The liberal media has seemingly placed a heavy emphasis on what it considers to be disinformation and misinformation, and Twitter’s CEO Jack Dorsey had responded.
Dorsey testified to this phenomenon in an interview with Showtime hosts Desus Nice and The Kid Mero on April 22, 2020. “Misleading information is like the challenge of our industry right now,” he told the two on the stream, which was a live event hosted by Twitter. Desus and Mero asked him about what Twitter was going to do when President Donald Trump tweeted “potentially harmful” content about COVID-19. Dorsey replied, “[L]abeling would come in really handy.”
Mero asked, “Maybe ban Trump for like a month, or something like that?” Dorsey’s answer detailed labeling a tweet, a new policy that has been rolled out to deal with tweets from political leaders.
He elaborated, saying that Twitter would provide interstitials, or filters, for the sake of the public interest.

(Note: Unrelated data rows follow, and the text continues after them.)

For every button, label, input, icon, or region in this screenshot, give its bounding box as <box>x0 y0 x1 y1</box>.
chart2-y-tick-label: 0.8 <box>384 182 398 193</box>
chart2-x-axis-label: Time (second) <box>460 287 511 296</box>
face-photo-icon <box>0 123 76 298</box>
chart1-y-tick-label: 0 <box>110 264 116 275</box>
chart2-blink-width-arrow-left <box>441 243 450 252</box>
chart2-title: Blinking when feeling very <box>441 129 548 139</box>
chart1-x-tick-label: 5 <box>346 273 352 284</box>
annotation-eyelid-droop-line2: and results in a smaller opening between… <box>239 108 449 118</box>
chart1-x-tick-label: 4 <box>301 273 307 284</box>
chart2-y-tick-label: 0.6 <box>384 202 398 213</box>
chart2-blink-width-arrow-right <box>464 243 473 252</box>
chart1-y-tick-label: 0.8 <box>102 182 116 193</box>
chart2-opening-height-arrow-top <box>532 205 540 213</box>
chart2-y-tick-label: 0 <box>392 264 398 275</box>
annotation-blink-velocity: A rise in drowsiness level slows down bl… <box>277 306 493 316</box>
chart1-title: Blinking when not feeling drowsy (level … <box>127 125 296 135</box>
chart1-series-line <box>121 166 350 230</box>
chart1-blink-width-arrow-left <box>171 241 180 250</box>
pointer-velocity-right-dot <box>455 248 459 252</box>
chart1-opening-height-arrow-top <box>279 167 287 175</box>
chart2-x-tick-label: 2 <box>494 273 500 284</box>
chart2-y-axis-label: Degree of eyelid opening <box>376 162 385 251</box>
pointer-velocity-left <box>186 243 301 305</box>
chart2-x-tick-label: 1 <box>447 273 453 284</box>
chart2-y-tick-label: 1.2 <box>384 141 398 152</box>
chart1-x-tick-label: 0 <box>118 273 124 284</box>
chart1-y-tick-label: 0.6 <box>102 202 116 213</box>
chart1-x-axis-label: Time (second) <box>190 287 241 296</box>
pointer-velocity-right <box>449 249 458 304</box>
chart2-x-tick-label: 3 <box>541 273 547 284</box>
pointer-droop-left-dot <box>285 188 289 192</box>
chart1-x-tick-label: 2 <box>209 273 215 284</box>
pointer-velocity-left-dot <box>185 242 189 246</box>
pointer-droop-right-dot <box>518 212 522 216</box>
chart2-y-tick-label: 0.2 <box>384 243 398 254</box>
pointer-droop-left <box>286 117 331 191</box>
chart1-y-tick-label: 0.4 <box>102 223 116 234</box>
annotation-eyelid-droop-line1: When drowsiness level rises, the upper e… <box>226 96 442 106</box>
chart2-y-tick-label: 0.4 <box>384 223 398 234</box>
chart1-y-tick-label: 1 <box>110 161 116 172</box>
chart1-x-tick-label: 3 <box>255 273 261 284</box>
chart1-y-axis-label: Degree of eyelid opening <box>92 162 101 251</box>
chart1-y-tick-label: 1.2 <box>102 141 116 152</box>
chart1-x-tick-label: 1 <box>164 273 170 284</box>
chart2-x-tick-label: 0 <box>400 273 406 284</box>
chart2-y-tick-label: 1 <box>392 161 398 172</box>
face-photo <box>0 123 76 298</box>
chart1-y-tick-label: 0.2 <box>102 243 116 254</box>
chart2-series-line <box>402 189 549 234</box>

One of the reasons for that was because “When it’s broadcast on television, you have no ability to talk back.” But on Twitter, users can disagree, which according to Dorsey, was important.
“Anything that we can do to interstitial a lot of this and provide context that is credible and might show a disagreement or a debate around the topic, I think, would be helpful,” he said.
Labeling would also be used on other accounts and tweets, not just those belonging to world leaders, Dorsey mentioned earlier in the interview. “The team is working on a great experiment to do just that that we hope to launch as quickly as possible to give people a broader context for any particular tweet,” he said. “... I think we’ll disarm a bunch of it.”
Dorsey stressed that Twitter’s number one priority was dealing with misinformation and disinformation. “The ability to create deep fakes is moving much faster and with much higher quality than the ability to detect it. So this is going to be a race, just like security is. You can never build a perfect system. You just have to be 10 steps ahead of the attackers,” he told Desus and Mero.